Unfortunately, as a child my family taught me to put everything and everyone’s well being and interests around me in life before my own. i chose a long time ago not to remember my childhood and it is amazing how easy that was for me. However, one of the things i do remember is being upset and crying about things going on in my family and being told, ‘You will be ok; don’t say anything. Everyone already has enough on them without you adding to it’. i know I am an adult now and i can chose my own life, but that habit has thus far, been impossible for me to break over the years. Even worse, no one has to ask me to do it anymore; i volunteer for it. It affects every area of my life; my job, my relationships…it is my automatic thought process to analyze the situation around me, see what is wanted/needed and do it no matter what it costs me; my time, my thoughts, my heart, my body, my sanity, anything. It’s not until i am in over my head that i realize how much i am suffering for it and begin to take a look at what it is doing to me.

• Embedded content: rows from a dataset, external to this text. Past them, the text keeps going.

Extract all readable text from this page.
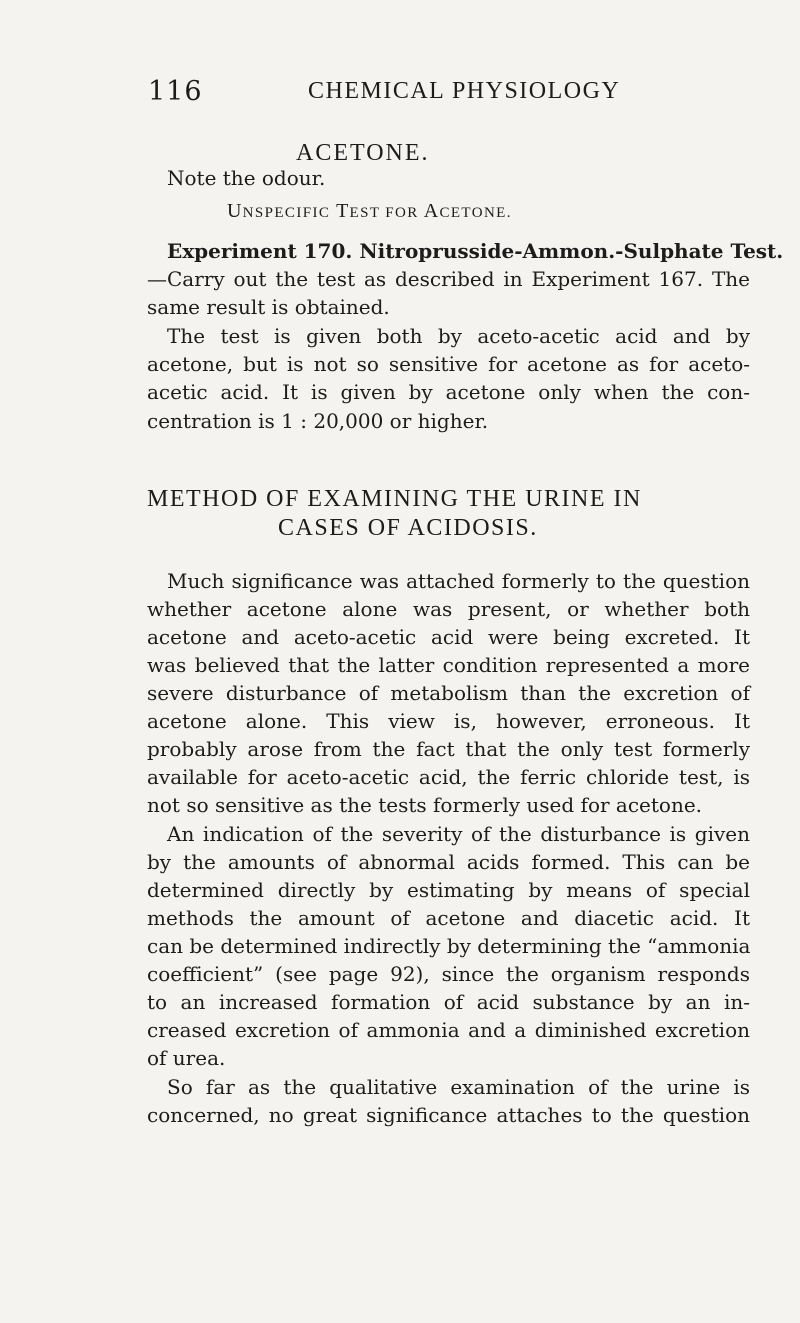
116	CHEMICAL PHYSIOLOGY
ACETONE.
Note the odour.
UNSPECIFIC TEST FOR ACETONE.
Experiment 170. Nitroprusside-Ammon.-Sulphate Test.
—Carry out the test as described in Experiment 167. The
same result is obtained.
The test is given both by aceto-acetic acid and by
acetone, but is not so sensitive for acetone as for aceto-
acetic acid. It is given by acetone only when the con-
centration is 1 : 20,000 or higher.
METHOD OF EXAMINING THE URINE IN
CASES OF ACIDOSIS.
Much significance was attached formerly to the question
whether acetone alone was present, or whether both
acetone and aceto-acetic acid were being excreted. It
was believed that the latter condition represented a more
severe disturbance of metabolism than the excretion of
acetone alone. This view is, however, erroneous. It
probably arose from the fact that the only test formerly
available for aceto-acetic acid, the ferric chloride test, is
not so sensitive as the tests formerly used for acetone.
An indication of the severity of the disturbance is given
by the amounts of abnormal acids formed. This can be
determined directly by estimating by means of special
methods the amount of acetone and diacetic acid. It
can be determined indirectly by determining the “ammonia
coefficient” (see page 92), since the organism responds
to an increased formation of acid substance by an in-
creased excretion of ammonia and a diminished excretion
of urea.
So far as the qualitative examination of the urine is
concerned, no great significance attaches to the question
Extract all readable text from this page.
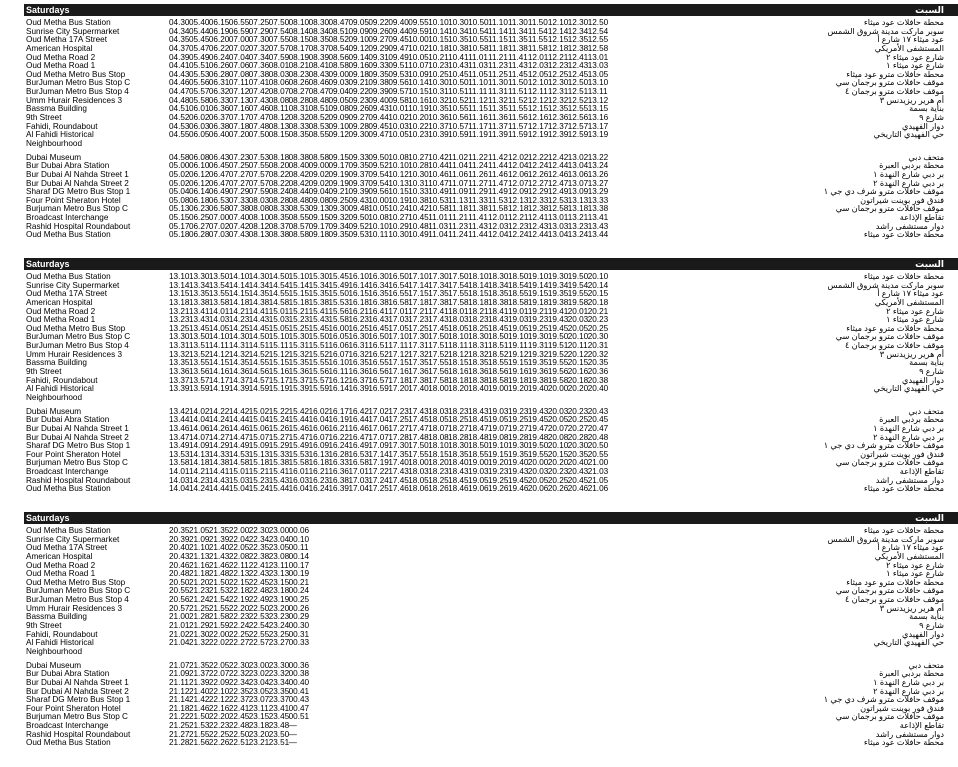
Saturdays	السبت
Oud Metha Bus Station	04.3005.4006.1506.5507.2507.5008.1008.3008.4709.0509.2209.4009.5510.1010.3010.5011.1011.3011.5012.1012.3012.50	محطة حافلات عود ميثاء
Sunrise City Supermarket	04.3405.4406.1906.5907.2907.5408.1408.3408.5109.0909.2609.4409.5910.1410.3410.5411.1411.3411.5412.1412.3412.54	سوبر ماركت مدينة شروق الشمس
Oud Metha 17A Street	04.3505.4506.2007.0007.3007.5508.1508.3508.5209.1009.2709.4510.0010.1510.3510.5511.1511.3511.5512.1512.3512.55	عود ميثاء ١٧ شارع أ
American Hospital	04.3705.4706.2207.0207.3207.5708.1708.3708.5409.1209.2909.4710.0210.1810.3810.5811.1811.3811.5812.1812.3812.58	المستشفى الأمريكي
Oud Metha Road 2	04.3905.4906.2407.0407.3407.5908.1908.3908.5609.1409.3109.4910.0510.2110.4111.0111.2111.4112.0112.2112.4113.01	شارع عود ميثاء ٢
Oud Metha Road 1	04.4105.5106.2607.0607.3608.0108.2108.4108.5809.1609.3309.5110.0710.2310.4311.0311.2311.4312.0312.2312.4313.03	شارع عود ميثاء ١
Oud Metha Metro Bus Stop	04.4305.5306.2807.0807.3808.0308.2308.4309.0009.1809.3509.5310.0910.2510.4511.0511.2511.4512.0512.2512.4513.05	محطة حافلات مترو عود ميثاء
BurJuman Metro Bus Stop C	04.4605.5606.3107.1107.4108.0608.2608.4609.0309.2109.3809.5610.1410.3010.5011.1011.3011.5012.1012.3012.5013.10	موقف حافلات مترو برجمان سي
BurJuman Metro Bus Stop 4	04.4705.5706.3207.1207.4208.0708.2708.4709.0409.2209.3909.5710.1510.3110.5111.1111.3111.5112.1112.3112.5113.11	موقف حافلات مترو برجمان ٤
Umm Hurair Residences 3	04.4805.5806.3307.1307.4308.0808.2808.4809.0509.2309.4009.5810.1610.3210.5211.1211.3211.5212.1212.3212.5213.12	أم هرير ريزيدنس ٣
Bassma Building	04.5106.0106.3607.1607.4608.1108.3108.5109.0809.2609.4310.0110.1910.3510.5511.1511.3511.5512.1512.3512.5513.15	بناية بسمة
9th Street	04.5206.0206.3707.1707.4708.1208.3208.5209.0909.2709.4410.0210.2010.3610.5611.1611.3611.5612.1612.3612.5613.16	شارع ٩
Fahidi, Roundabout	04.5306.0306.3807.1807.4808.1308.3308.5309.1009.2809.4510.0310.2210.3710.5711.1711.3711.5712.1712.3712.5713.17	دوار الفهيدي
Al Fahidi Historical	04.5506.0506.4007.2007.5008.1508.3508.5509.1209.3009.4710.0510.2310.3910.5911.1911.3911.5912.1912.3912.5913.19	حي الفهيدي التاريخي
Neighbourhood
Dubai Museum	04.5806.0806.4307.2307.5308.1808.3808.5809.1509.3309.5010.0810.2710.4211.0211.2211.4212.0212.2212.4213.0213.22	متحف دبي
Bur Dubai Abra Station	05.0006.1006.4507.2507.5508.2008.4009.0009.1709.3509.5210.1010.2810.4411.0411.2411.4412.0412.2412.4413.0413.24	محطة بردبي العبرة
Bur Dubai Al Nahda Street 1	05.0206.1206.4707.2707.5708.2208.4209.0209.1909.3709.5410.1210.3010.4611.0611.2611.4612.0612.2612.4613.0613.26	بر دبي شارع النهدة ١
Bur Dubai Al Nahda Street 2	05.0206.1206.4707.2707.5708.2208.4209.0209.1909.3709.5410.1310.3110.4711.0711.2711.4712.0712.2712.4713.0713.27	بر دبي شارع النهدة ٢
Sharaf DG Metro Bus Stop 1	05.0406.1406.4907.2907.5908.2408.4409.0409.2109.3909.5610.1510.3310.4911.0911.2911.4912.0912.2912.4913.0913.29	موقف حافلات مترو شرف دي جي ١
Four Point Sheraton Hotel	05.0806.1806.5307.3308.0308.2808.4809.0809.2509.4310.0010.1910.3810.5311.1311.3311.5312.1312.3312.5313.1313.33	فندق فور بوينت شيراتون
Burjuman Metro Bus Stop C	05.1306.2306.5807.3808.0808.3308.5309.1309.3009.4810.0510.2410.4210.5811.1811.3811.5812.1812.3812.5813.1813.38	موقف حافلات مترو برجمان سي
Broadcast Interchange	05.1506.2507.0007.4008.1008.3508.5509.1509.3209.5010.0810.2710.4511.0111.2111.4112.0112.2112.4113.0113.2113.41	تقاطع الإذاعة
Rashid Hospital Roundabout	05.1706.2707.0207.4208.1208.3708.5709.1709.3409.5210.1010.2910.4811.0311.2311.4312.0312.2312.4313.0313.2313.43	دوار مستشفى راشد
Oud Metha Bus Station	05.1806.2807.0307.4308.1308.3808.5809.1809.3509.5310.1110.3010.4911.0411.2411.4412.0412.2412.4413.0413.2413.44	محطة حافلات عود ميثاء
Saturdays	السبت
Oud Metha Bus Station	13.1013.3013.5014.1014.3014.5015.1015.3015.4516.1016.3016.5017.1017.3017.5018.1018.3018.5019.1019.3019.5020.10	محطة حافلات عود ميثاء
Sunrise City Supermarket	13.1413.3413.5414.1414.3414.5415.1415.3415.4916.1416.3416.5417.1417.3417.5418.1418.3418.5419.1419.3419.5420.14	سوبر ماركت مدينة شروق الشمس
Oud Metha 17A Street	13.1513.3513.5514.1514.3514.5515.1515.3515.5016.1516.3516.5517.1517.3517.5518.1518.3518.5519.1519.3519.5520.15	عود ميثاء ١٧ شارع أ
American Hospital	13.1813.3813.5814.1814.3814.5815.1815.3815.5316.1816.3816.5817.1817.3817.5818.1818.3818.5819.1819.3819.5820.18	المستشفى الأمريكي
Oud Metha Road 2	13.2113.4114.0114.2114.4115.0115.2115.4115.5616.2116.4117.0117.2117.4118.0118.2118.4119.0119.2119.4120.0120.21	شارع عود ميثاء ٢
Oud Metha Road 1	13.2313.4314.0314.2314.4315.0315.2315.4315.5816.2316.4317.0317.2317.4318.0318.2318.4319.0319.2319.4320.0320.23	شارع عود ميثاء ١
Oud Metha Metro Bus Stop	13.2513.4514.0514.2514.4515.0515.2515.4516.0016.2516.4517.0517.2517.4518.0518.2518.4519.0519.2519.4520.0520.25	محطة حافلات مترو عود ميثاء
BurJuman Metro Bus Stop C	13.3013.5014.1014.3014.5015.1015.3015.5016.0516.3016.5017.1017.3017.5018.1018.3018.5019.1019.3019.5020.1020.30	موقف حافلات مترو برجمان سي
BurJuman Metro Bus Stop 4	13.3113.5114.1114.3114.5115.1115.3115.5116.0616.3116.5117.1117.3117.5118.1118.3118.5119.1119.3119.5120.1120.31	موقف حافلات مترو برجمان ٤
Umm Hurair Residences 3	13.3213.5214.1214.3214.5215.1215.3215.5216.0716.3216.5217.1217.3217.5218.1218.3218.5219.1219.3219.5220.1220.32	أم هرير ريزيدنس ٣
Bassma Building	13.3513.5514.1514.3514.5515.1515.3515.5516.1016.3516.5517.1517.3517.5518.1518.3518.5519.1519.3519.5520.1520.35	بناية بسمة
9th Street	13.3613.5614.1614.3614.5615.1615.3615.5616.1116.3616.5617.1617.3617.5618.1618.3618.5619.1619.3619.5620.1620.36	شارع ٩
Fahidi, Roundabout	13.3713.5714.1714.3714.5715.1715.3715.5716.1216.3716.5717.1817.3817.5818.1818.3818.5819.1819.3819.5820.1820.38	دوار الفهيدي
Al Fahidi Historical	13.3913.5914.1914.3914.5915.1915.3915.5916.1416.3916.5917.2017.4018.0018.2018.4019.0019.2019.4020.0020.2020.40	حي الفهيدي التاريخي
Neighbourhood
Dubai Museum	13.4214.0214.2214.4215.0215.2215.4216.0216.1716.4217.0217.2317.4318.0318.2318.4319.0319.2319.4320.0320.2320.43	متحف دبي
Bur Dubai Abra Station	13.4414.0414.2414.4415.0415.2415.4416.0416.1916.4417.0417.2517.4518.0518.2518.4519.0519.2519.4520.0520.2520.45	محطة بردبي العبرة
Bur Dubai Al Nahda Street 1	13.4614.0614.2614.4615.0615.2615.4616.0616.2116.4617.0617.2717.4718.0718.2718.4719.0719.2719.4720.0720.2720.47	بر دبي شارع النهدة ١
Bur Dubai Al Nahda Street 2	13.4714.0714.2714.4715.0715.2715.4716.0716.2216.4717.0717.2817.4818.0818.2818.4819.0819.2819.4820.0820.2820.48	بر دبي شارع النهدة ٢
Sharaf DG Metro Bus Stop 1	13.4914.0914.2914.4915.0915.2915.4916.0916.2416.4917.0917.3017.5018.1018.3018.5019.1019.3019.5020.1020.3020.50	موقف حافلات مترو شرف دي جي ١
Four Point Sheraton Hotel	13.5314.1314.3314.5315.1315.3315.5316.1316.2816.5317.1417.3517.5518.1518.3518.5519.1519.3519.5520.1520.3520.55	فندق فور بوينت شيراتون
Burjuman Metro Bus Stop C	13.5814.1814.3814.5815.1815.3815.5816.1816.3316.5817.1917.4018.0018.2018.4019.0019.2019.4020.0020.2020.4021.00	موقف حافلات مترو برجمان سي
Broadcast Interchange	14.0114.2114.4115.0115.2115.4116.0116.2116.3617.0117.2217.4318.0318.2318.4319.0319.2319.4320.0320.2320.4321.03	تقاطع الإذاعة
Rashid Hospital Roundabout	14.0314.2314.4315.0315.2315.4316.0316.2316.3817.0317.2417.4518.0518.2518.4519.0519.2519.4520.0520.2520.4521.05	دوار مستشفى راشد
Oud Metha Bus Station	14.0414.2414.4415.0415.2415.4416.0416.2416.3917.0417.2517.4618.0618.2618.4619.0619.2619.4620.0620.2620.4621.06	محطة حافلات عود ميثاء
Saturdays	السبت
Oud Metha Bus Station	20.3521.0521.3522.0022.3023.0000.06	محطة حافلات عود ميثاء
Sunrise City Supermarket	20.3921.0921.3922.0422.3423.0400.10	سوبر ماركت مدينة شروق الشمس
Oud Metha 17A Street	20.4021.1021.4022.0522.3523.0500.11	عود ميثاء ١٧ شارع أ
American Hospital	20.4321.1321.4322.0822.3823.0800.14	المستشفى الأمريكي
Oud Metha Road 2	20.4621.1621.4622.1122.4123.1100.17	شارع عود ميثاء ٢
Oud Metha Road 1	20.4821.1821.4822.1322.4323.1300.19	شارع عود ميثاء ١
Oud Metha Metro Bus Stop	20.5021.2021.5022.1522.4523.1500.21	محطة حافلات مترو عود ميثاء
BurJuman Metro Bus Stop C	20.5521.2321.5322.1822.4823.1800.24	موقف حافلات مترو برجمان سي
BurJuman Metro Bus Stop 4	20.5621.2421.5422.1922.4923.1900.25	موقف حافلات مترو برجمان ٤
Umm Hurair Residences 3	20.5721.2521.5522.2022.5023.2000.26	أم هرير ريزيدنس ٣
Bassma Building	21.0021.2821.5822.2322.5323.2300.29	بناية بسمة
9th Street	21.0121.2921.5922.2422.5423.2400.30	شارع ٩
Fahidi, Roundabout	21.0221.3022.0022.2522.5523.2500.31	دوار الفهيدي
Al Fahidi Historical	21.0421.3222.0222.2722.5723.2700.33	حي الفهيدي التاريخي
Neighbourhood
Dubai Museum	21.0721.3522.0522.3023.0023.3000.36	متحف دبي
Bur Dubai Abra Station	21.0921.3722.0722.3223.0223.3200.38	محطة بردبي العبرة
Bur Dubai Al Nahda Street 1	21.1121.3922.0922.3423.0423.3400.40	بر دبي شارع النهدة ١
Bur Dubai Al Nahda Street 2	21.1221.4022.1022.3523.0523.3500.41	بر دبي شارع النهدة ٢
Sharaf DG Metro Bus Stop 1	21.1421.4222.1222.3723.0723.3700.43	موقف حافلات مترو شرف دي جي ١
Four Point Sheraton Hotel	21.1821.4622.1622.4123.1123.4100.47	فندق فور بوينت شيراتون
Burjuman Metro Bus Stop C	21.2221.5022.2022.4523.1523.4500.51	موقف حافلات مترو برجمان سي
Broadcast Interchange	21.2521.5322.2322.4823.1823.48—	تقاطع الإذاعة
Rashid Hospital Roundabout	21.2721.5522.2522.5023.2023.50—	دوار مستشفى راشد
Oud Metha Bus Station	21.2821.5622.2622.5123.2123.51—	محطة حافلات عود ميثاء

It is utterly devastating to give, all of myself and no one ever even ask, ‘What you do want? What do you need? What makes you happy? You are appreciated and valued’. If it ever does get asked, it is because i have had to bring it to up and one of two situations inevitably occur: i am pissed off that i had to bring it up in the first place and i am too scared to speak up on my own behalf, or even if these things i need/want are provided, it usually too little too late. i have already given everything i have; i have nothing left to give; nothing left of me. at first i will find myself lost; questioning ‘who am i, does anyone care about me, do i care about me, why do i do this to myself time and time again?’.
When i finally realize that i have no answers to those questions comes the bitterness, hurt, depression, anger and i can feel myself retreating to a place behind a wall i have spent a lifetime building where i try and convince myself that i no longer care about anything or anyone and i will do whatever i want, when i want. At the time it sounds like a great idea, but more often than not, it leads to more self destructive behavior; spiraling down the rabbit hole of exhaustion and self loathing that is just too much to bear and wishing, so badly, that the hole would fill in on top of me and erase me completely.
Where is the balance between caring for yourself enough to ensure your needs and wants are being met while desperately trying to take care of the world around you and those in your world? i look at others and see them balance this effortlessly and it bewilders me. How do they do it? Where is this elusive line that i am convinced must exist between taking care of yourself and taking care of the the things you value most in your life? Does it even exist?
I feel like Alice in my own private wonderland hell where both sides of the mushroom make me smaller, too small for anyone to even notice.